Government made a successful debut into the international debt capital markets securing $3 billion from an oversubscribed bond book value of $6 billion.
Ghana thus becomes the first sub-Saharan African Sovereign to issue a Eurobond in US Dollars since the onset of the COVID-19 pandemic.
The proceeds will support the budget deficit by funding growth-oriented expenditures and conduct liability management on both external and domestic bonds.
Government explained in the 2021 budget its intention of raising up to $5 billion through Eurobond, Diaspora bond, Sustainable bond and Syndicated loans.
This 2021 Eurobond is therefore one of the four vehicles government intends to use to raise the amount.
With this Eurobond issuance, government has the chance of either going back to the market to raise additional Eurobond or explore the three other options, in case it intends to secure more funds from the International Debt Capital Markets.
Taking into consideration the fact that Ghana successfully raised $2 billion in 2018, $3 billion in 2019 and $3 billion in 2020, the 2021 bond issuance comes after a series of fixed-income virtual meetings held locally across three days with investors from the United States, United Kingdom, Europe, Middle East and Asia.
The transaction comprised four tranches – $525 million 4-Year Zero Coupon, $1 billion 7-year weighted average life (WAL) priced at 7.75%, $1 billion 12-year WAL at 8.625% and $500 million 20-year WAL with a coupon of 8.875%.
The successful issuance of the 2021 Eurobond is testament to investors renewed confidence in the Ghanaian economy and its managers.
Despite the looming risk of a possible third wave of COVID-19 infections across Europe, generally more volatile market conditions and global trade disruption from the Suez Canal, Ghana has seen strong demand for its sovereign bond offering which was oversubscribed at over $6 billion.

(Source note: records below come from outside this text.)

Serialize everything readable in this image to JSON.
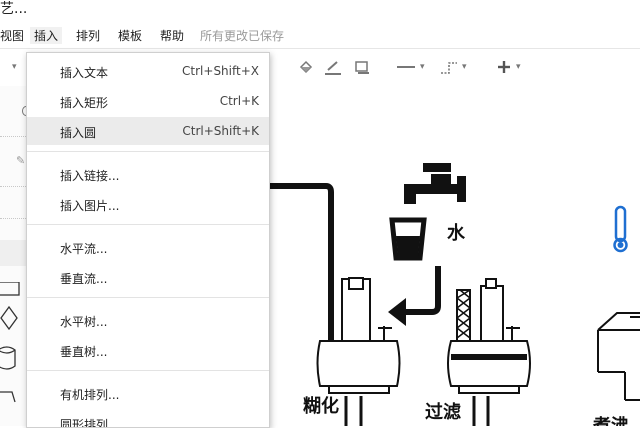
{
  "window": {
    "title": "艺..."
  },
  "menubar": {
    "items": [
      {
        "label": "视图"
      },
      {
        "label": "插入"
      },
      {
        "label": "排列"
      },
      {
        "label": "模板"
      },
      {
        "label": "帮助"
      }
    ],
    "save_status": "所有更改已保存"
  },
  "insert_menu": {
    "items": [
      {
        "label": "插入文本",
        "shortcut": "Ctrl+Shift+X"
      },
      {
        "label": "插入矩形",
        "shortcut": "Ctrl+K"
      },
      {
        "label": "插入圆",
        "shortcut": "Ctrl+Shift+K",
        "highlighted": true
      },
      {
        "label": "插入链接..."
      },
      {
        "label": "插入图片..."
      },
      {
        "label": "水平流..."
      },
      {
        "label": "垂直流..."
      },
      {
        "label": "水平树..."
      },
      {
        "label": "垂直树..."
      },
      {
        "label": "有机排列..."
      },
      {
        "label": "圆形排列"
      }
    ]
  },
  "toolbar": {
    "icons": [
      "chevron-down-icon",
      "fill-color-icon",
      "line-color-icon",
      "shadow-icon",
      "line-style-icon",
      "connector-waypoint-icon",
      "insert-plus-icon"
    ]
  },
  "canvas": {
    "labels": {
      "water": "水",
      "gelatinize": "糊化",
      "filter": "过滤",
      "boil": "煮沸"
    },
    "colors": {
      "stroke": "#111111",
      "thermometer": "#1f6fd1"
    }
  }
}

Ghana’s consistent ability to raise multi-billion-dollar financing and pioneering use of a 4-year zero tranche are a testament to Ghana’s hard-won credibility with investors, strong growth prospects and disciplined fiscal consolidation efforts in 2020.
The Zero Coupon Bond
Ghana is the first Emerging Market Sovereign to add a zero-coupon bullet tranche to its bond financing mix, enabling it to create fiscal space to build back better. Ghana’s debut 4-year zero coupon bond was oversubscribed by two times, despite being the first of its kind to be issued by a West African sovereign, further demonstrating investors continued support for Ghana’s transformation story and strong fiscal consolidation efforts.
Nature Of The Bonds
Zero coupon bonds are bonds issued without any interest but trade at discount. Thus, unlike other coupon bearing bonds, Ghana will not pay any interest on the 4-year zero coupon.
The only debt obligation that the government will have to honour will be the face value of $525 million on maturity.
According to government, the 4-year zero coupon bond is an innovative market-oriented solution to address post COVID-19 challenges and improve the cash flow required for debt servicing. Part of the proceeds shall be used to refinance more expensive domestic debt (the average interest rate of circa 19%).
How It Works
Assuming Ghana issues a $500 million zero coupon bond at a discounted rate of 20% ($100 million) Ghana will receive $400 million in cash today but pay back $500 million when the bond matures in 4 years.
In the interim, however, Ghana will not pay any interest over the four years. This means government can use the money it would have used to pay interest over the next 4 years for something else.
Government has indicated the intention of using the proceeds to refinance more expensive domestic debt attracting 19% interest. So Ghana is borrowing at no interest and using the proceeds to pay existing debt with higher/expensive interest rates.
How Does This Benefit Ghana?
Ghana’s existing domestic bonds attract an average interest rate of about 19% (make it 20% for ease of analysis). So here, Ghana issues a 20% discounted zero coupon bond at $500 million and receives $400 million. If the $400 million is converted to Cedis at say a cedi-dollar exchange rate of 6, that is some GH¢2.4 billion.
This can be used to retire domestic bonds attracting interest of 20%. This will save Ghana GH¢480 million in interest savings a year (that is 20% multiplied by GH¢2.4 billion).